How to thrive if you identify yourselves as a Type A Generalist?
I am not a fan of typecasting or pigeon-holing people into personalities. In fact, over time and across activities, people can display different traits. For example, when you were young you may have been an introvert and now you are an extrovert. I should have prefaced that with the words “under majority of circumstances” because for example you could be a hedgehog when it comes to cooking but exhibit a fox personality while doing other household chores (if you are not familiar with fox vs. hedgehog, do read up on Philip Tetlock’s work). Further, one may never be a 100% of a certain type, we are usually a combination. For example, when I took the Myers-Briggs test, in each of the 4 personality types, I ended up right in the middle of all of them!
At any rate, there are so many personality tests out there and we often take those tests to identify with some personality traits. This article is for those that identify with Type A and with being a generalist. To clarify, a Type A person typically is ambitious, competitive, and has a sense of urgency. One may not be a Type A in everything they do, for example, you can be a Type A when it comes to work and while playing sports, but not a Type A when it comes to cooking and playing a musical instrument. While that is possible, the goal of the article is to focus on the activities where you would consider yourself as a Type A. Then also consider the aspect of being a specialist versus a generalist. A specialist is one who is extremely good at one thing, but a generalist is one who is good at many things, i.e. depth versus breadth of experience.
The point of this article is that if you can identify belonging to Type A and are a generalist, then how to survive and thrive? As an example, let us take sports. You may not be the best (or even second best) in any position in the sport you play, but you can play in most of the positions well enough. However, you are also Type A and totally driven to excel, that you find it difficult because you have to live with being not the very best at anything. Needless to say you will be an excellent coach but we are now talking about thriving when you are a player. Let us pivot (not a pivot if you are a sports professional) to the work environment, salaried or not. It is quite a struggle because to compete and succeed when you are not one of the best in anything, is difficult.
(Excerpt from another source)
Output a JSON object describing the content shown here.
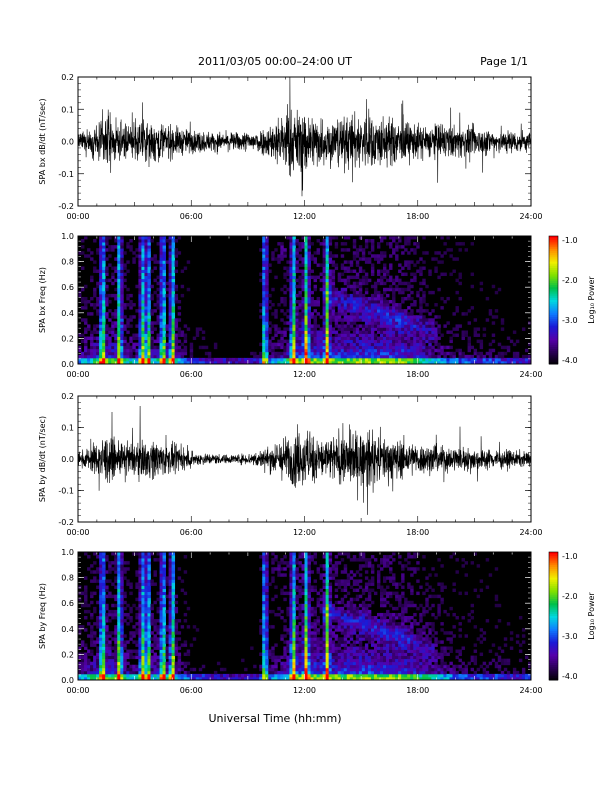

The good news is that there are innumerable articles that make a strong case for organizations to hire generalists, as opposed to specialists. This is because generalists are flexible (fitting in many roles), capable of holistic thinking, and make wonderful leaders. It is easier for generalists to be open minded and they typically get along well with others. They typically show a lot of empathy and have compassion for others. So, if you are indeed a Type A generalist, that is fantastic. You surely do not need to change to becoming a Type B or becoming a specialist, although those are quite tempting options. Here are some ways to thrive while being a Type A generalist.
Help others succeed
Whether it is your organization as a whole or your co-workers, make sure your work results in their success. If you make that your ambition, it would satisfy your Type A personality. The specialists in your organization cannot do many things you can. You are the best person to help those specialists. But this would take time and as a Type A person you may have a sense of urgency. So you have to get mentally prepared that this is for the long haul and you may not see success immediately.
Volunteer for things
In many situations, you may not be approached by others and hence it would be difficult to help others. In these situations you need to volunteer. For example, someone may not know you can be a wonderful reviewer. You could volunteer to look through their writing. Of course, it is crucial to be patient and do a thorough job. Being a generalist, you can perhaps bring to the table things the person you are helping may not realize. That is huge.
Seize opportunities when they knock
To volunteer for things to help others succeed, you need to look for opportunities. This is a critical first step as many times we do not know when or where the knock happens. Be sure to carefully parse through everything thrown at you (viz. emails, bulletin boards, and conversations). Soon enough there would be something you can volunteer for. But it is important to be patient and wait for the right knock.
All in all, it is the sense of urgency among the Type A characteristics that needs work because many of these suggestions take time. The best way is to reflect on how you have been resilient, shown grit, and worked for months or years before you found success in some of your endeavors. This can help you find a way to tame your inner urgency. Keep trying, calibrate and fine tune. You will be glad you stuck to being a Type A generalist.